As you know, ANOVA and t tests are based on certain distributional assumptions. If you do not want to make those assumptions, you can use the bootstrap instead. Bootstrapping can help you determine the probability that the statistic you observed occurred by random chance.
Suppose in your survey, the mean income of the 2000 responders is $100k. Suppose your colleague thinks that richer people are more likely to respond and poorer people are less likely to respond.
The null hypothesis for this case is that everyone that gets the mailing is equally likely to reply. Can we test that hypothesis? One way is to randomly choose 2000 subjects from the complete list of 15000. Compute the mean income for that sample (maybe it is $57k). Now randomly choose another set of 2000 from the 15000 and compute the mean income (maybe it is $62k). When you repeat this process over and over, you get a distribution of mean incomes under the hypothesis that everyone is equally likely to respond. If your observed statistic ($100k) is an extreme value for this distribution (much higher than most of the other values), then you reject the null hypothesis and conclude that the value you observed is unlikely to occur if everyone is equally likely to reply.

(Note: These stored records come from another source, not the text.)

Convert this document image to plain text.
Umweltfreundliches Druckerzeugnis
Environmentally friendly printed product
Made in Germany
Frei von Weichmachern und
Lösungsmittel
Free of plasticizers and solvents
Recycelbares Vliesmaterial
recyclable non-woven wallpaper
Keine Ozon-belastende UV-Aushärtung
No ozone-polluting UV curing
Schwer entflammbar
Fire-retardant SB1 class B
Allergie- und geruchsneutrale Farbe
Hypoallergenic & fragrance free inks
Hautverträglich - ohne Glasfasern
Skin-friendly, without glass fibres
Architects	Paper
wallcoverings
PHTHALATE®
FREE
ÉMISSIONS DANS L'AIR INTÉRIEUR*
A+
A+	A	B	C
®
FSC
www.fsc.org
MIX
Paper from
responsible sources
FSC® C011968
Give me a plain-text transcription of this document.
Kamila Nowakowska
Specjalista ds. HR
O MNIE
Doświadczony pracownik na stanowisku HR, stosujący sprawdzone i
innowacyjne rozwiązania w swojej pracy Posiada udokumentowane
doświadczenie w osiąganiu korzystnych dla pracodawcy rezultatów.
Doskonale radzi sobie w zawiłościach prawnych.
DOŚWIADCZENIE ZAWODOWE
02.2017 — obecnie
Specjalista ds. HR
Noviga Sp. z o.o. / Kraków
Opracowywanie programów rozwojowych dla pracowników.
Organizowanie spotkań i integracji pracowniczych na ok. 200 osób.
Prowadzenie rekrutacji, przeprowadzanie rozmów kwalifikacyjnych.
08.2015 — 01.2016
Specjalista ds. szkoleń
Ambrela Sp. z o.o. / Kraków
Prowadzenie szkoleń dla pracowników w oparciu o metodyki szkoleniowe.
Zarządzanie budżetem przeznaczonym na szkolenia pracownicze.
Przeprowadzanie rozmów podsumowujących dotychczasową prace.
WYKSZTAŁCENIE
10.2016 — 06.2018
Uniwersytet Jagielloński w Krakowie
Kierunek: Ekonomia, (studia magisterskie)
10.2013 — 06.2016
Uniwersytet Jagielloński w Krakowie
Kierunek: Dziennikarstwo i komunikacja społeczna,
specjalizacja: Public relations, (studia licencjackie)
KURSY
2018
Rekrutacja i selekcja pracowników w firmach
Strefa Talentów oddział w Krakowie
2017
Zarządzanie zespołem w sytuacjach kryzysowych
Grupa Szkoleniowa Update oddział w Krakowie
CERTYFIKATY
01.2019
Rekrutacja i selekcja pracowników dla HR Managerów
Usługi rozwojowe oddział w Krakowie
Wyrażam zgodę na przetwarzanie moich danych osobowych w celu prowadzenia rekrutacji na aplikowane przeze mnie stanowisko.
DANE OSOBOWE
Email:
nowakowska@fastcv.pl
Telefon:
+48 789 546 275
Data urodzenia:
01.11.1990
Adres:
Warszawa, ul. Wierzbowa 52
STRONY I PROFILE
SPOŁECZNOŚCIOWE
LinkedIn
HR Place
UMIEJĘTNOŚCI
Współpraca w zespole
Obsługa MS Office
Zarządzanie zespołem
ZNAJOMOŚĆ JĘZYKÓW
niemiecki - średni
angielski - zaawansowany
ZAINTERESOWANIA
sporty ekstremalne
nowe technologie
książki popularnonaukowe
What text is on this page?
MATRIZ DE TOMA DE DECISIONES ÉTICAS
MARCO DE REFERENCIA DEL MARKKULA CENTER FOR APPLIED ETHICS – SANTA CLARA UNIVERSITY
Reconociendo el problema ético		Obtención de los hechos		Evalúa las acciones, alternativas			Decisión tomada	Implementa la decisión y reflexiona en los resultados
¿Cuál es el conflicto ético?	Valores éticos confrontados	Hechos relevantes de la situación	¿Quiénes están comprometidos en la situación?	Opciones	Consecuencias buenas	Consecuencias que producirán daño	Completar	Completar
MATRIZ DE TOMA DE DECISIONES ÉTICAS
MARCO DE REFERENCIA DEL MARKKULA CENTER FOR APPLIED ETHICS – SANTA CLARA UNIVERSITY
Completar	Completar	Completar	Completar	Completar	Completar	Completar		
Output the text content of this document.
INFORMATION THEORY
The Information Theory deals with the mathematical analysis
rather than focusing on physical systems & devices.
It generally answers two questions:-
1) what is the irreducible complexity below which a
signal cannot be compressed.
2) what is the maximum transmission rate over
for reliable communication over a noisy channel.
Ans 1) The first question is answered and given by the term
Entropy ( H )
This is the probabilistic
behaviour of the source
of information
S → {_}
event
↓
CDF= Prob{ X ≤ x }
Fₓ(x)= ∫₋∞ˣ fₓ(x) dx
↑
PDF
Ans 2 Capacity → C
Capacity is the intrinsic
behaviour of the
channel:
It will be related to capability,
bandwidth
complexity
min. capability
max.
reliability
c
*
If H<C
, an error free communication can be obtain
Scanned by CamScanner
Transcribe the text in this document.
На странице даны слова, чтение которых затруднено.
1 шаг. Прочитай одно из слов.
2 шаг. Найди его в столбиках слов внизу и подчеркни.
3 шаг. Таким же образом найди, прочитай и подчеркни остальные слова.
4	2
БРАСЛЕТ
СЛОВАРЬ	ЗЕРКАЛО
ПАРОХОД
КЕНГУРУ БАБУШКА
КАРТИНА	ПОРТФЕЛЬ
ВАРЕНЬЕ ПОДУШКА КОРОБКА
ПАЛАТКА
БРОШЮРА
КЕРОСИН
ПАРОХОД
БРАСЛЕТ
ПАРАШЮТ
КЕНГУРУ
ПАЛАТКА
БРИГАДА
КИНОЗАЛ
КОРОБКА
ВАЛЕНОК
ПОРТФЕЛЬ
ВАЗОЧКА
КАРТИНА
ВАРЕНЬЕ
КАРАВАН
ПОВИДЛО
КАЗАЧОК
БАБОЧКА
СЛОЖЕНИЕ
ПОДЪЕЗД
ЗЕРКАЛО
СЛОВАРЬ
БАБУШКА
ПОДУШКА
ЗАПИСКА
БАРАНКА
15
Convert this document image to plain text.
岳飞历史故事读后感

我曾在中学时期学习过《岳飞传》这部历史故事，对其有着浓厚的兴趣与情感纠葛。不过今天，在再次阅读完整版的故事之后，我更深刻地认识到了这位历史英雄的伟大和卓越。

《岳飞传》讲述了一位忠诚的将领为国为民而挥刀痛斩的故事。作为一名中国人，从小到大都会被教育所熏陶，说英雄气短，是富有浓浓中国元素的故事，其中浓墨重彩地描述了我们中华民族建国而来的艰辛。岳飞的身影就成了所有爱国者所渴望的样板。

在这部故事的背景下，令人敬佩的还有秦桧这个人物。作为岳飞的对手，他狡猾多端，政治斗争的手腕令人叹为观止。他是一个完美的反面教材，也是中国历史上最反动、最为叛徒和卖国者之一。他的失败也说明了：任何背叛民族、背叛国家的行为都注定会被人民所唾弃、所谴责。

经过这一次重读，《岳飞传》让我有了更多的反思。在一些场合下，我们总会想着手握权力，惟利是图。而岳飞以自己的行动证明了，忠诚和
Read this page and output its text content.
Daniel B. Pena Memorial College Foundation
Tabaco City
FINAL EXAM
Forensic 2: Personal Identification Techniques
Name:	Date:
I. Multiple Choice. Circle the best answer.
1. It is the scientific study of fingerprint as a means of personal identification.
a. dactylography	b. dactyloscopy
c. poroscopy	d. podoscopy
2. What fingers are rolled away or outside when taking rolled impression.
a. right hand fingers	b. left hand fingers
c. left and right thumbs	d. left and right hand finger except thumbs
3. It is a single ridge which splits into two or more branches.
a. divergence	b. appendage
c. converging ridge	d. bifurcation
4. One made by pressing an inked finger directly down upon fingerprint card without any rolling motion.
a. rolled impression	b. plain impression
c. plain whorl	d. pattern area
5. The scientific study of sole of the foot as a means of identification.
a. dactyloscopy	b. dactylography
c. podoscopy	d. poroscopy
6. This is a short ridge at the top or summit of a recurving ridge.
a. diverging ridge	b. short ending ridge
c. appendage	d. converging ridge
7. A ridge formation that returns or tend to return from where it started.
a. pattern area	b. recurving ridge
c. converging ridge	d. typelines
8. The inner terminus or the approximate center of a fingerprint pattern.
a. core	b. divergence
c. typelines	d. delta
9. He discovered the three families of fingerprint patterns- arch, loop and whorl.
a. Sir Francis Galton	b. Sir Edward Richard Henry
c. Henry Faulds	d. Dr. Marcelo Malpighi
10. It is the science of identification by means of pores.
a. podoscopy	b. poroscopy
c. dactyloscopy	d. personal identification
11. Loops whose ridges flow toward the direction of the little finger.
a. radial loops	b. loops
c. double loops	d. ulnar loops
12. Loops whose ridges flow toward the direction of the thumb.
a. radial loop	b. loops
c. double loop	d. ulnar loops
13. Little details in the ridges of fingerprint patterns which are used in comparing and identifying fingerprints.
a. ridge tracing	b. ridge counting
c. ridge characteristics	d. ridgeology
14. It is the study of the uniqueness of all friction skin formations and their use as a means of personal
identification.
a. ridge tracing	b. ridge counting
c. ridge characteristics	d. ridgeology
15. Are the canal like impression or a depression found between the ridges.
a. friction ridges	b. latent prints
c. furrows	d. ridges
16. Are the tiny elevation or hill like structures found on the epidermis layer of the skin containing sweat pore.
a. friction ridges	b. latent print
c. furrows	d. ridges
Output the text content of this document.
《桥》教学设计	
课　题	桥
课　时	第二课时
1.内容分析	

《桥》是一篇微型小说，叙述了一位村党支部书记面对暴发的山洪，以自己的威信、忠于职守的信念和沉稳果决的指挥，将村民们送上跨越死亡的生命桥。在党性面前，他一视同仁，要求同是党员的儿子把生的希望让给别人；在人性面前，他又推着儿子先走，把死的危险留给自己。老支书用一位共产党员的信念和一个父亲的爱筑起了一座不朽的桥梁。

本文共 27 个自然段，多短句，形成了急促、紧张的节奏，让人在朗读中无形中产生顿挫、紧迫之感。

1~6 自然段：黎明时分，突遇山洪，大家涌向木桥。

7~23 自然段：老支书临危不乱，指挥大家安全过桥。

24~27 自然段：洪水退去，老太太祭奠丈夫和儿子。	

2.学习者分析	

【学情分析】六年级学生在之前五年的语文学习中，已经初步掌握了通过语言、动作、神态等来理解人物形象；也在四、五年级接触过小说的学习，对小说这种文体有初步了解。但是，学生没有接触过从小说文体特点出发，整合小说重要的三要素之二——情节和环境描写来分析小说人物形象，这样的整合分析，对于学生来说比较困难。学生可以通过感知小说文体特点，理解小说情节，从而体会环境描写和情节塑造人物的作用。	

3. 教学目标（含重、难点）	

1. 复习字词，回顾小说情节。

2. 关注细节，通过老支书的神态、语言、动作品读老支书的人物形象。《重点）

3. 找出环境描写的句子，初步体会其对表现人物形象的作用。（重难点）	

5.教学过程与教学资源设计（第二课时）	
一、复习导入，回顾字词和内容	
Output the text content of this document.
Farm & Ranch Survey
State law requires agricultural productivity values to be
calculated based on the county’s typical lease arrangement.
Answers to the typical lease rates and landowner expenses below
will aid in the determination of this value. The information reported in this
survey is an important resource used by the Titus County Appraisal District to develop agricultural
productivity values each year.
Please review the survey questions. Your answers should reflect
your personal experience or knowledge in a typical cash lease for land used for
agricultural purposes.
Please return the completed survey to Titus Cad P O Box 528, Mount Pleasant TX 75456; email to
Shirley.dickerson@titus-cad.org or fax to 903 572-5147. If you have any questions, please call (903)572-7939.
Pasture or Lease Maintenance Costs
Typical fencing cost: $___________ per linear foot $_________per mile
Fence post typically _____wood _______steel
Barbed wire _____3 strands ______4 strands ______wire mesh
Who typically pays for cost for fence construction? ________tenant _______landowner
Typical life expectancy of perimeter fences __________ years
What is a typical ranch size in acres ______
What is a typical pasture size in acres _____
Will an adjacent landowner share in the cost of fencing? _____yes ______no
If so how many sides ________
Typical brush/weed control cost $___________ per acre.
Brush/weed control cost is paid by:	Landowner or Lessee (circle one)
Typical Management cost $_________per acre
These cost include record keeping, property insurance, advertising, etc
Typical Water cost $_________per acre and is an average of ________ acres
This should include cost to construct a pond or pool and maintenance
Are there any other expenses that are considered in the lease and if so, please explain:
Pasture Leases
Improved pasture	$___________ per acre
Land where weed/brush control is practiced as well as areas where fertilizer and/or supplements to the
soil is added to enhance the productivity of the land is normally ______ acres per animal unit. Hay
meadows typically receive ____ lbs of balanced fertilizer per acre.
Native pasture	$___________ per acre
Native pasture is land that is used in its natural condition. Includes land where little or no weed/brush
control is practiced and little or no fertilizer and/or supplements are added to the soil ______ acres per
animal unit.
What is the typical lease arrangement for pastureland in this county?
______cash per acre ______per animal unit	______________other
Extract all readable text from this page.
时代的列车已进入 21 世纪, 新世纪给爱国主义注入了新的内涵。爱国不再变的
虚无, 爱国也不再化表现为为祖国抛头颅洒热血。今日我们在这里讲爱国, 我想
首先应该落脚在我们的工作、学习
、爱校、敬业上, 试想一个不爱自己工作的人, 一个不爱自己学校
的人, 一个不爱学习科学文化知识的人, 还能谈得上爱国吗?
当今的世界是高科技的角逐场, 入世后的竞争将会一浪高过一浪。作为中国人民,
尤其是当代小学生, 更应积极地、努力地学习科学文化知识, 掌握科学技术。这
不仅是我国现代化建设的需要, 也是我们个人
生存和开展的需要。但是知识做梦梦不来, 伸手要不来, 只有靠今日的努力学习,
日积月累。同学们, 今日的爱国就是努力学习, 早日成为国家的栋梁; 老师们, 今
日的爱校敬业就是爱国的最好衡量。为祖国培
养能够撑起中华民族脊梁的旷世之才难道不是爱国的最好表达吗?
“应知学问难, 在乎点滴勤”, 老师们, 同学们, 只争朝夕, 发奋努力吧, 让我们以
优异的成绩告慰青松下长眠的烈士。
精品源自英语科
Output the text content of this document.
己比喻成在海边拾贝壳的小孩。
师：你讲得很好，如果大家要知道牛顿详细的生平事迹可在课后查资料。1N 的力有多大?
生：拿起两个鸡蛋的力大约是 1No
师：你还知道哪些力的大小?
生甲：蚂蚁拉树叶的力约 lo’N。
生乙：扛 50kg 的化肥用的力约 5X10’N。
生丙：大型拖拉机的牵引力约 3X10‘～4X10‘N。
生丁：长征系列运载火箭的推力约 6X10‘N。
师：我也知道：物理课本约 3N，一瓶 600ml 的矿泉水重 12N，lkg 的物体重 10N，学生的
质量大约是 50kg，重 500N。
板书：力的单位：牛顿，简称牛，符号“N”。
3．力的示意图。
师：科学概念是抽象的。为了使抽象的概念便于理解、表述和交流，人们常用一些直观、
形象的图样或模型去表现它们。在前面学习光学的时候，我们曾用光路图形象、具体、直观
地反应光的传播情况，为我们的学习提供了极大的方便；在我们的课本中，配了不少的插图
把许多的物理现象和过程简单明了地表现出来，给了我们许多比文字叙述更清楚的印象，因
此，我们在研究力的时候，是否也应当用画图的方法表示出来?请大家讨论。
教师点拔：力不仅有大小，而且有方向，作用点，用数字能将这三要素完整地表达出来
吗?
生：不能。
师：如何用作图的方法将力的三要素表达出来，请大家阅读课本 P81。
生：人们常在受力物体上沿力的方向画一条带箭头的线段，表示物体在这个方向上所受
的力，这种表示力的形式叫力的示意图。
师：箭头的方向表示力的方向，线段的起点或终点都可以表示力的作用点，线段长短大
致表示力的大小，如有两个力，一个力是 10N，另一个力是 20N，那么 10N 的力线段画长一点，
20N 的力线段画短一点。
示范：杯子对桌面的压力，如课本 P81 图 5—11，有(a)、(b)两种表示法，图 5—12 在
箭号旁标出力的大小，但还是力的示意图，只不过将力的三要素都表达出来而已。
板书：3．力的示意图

For tons of SAS code related to bootstrapping, see The Essential Guide to Bootstrapping in SAS. In particular, see this introductory article first to make sure you understand the basics.
One way to approach your problem is to use PROC TTEST, which includes a BOOTSTRAP statement. You can use it to test whether the mean of the responders is different from the mean of the nonresponders for the variable(s) of interest.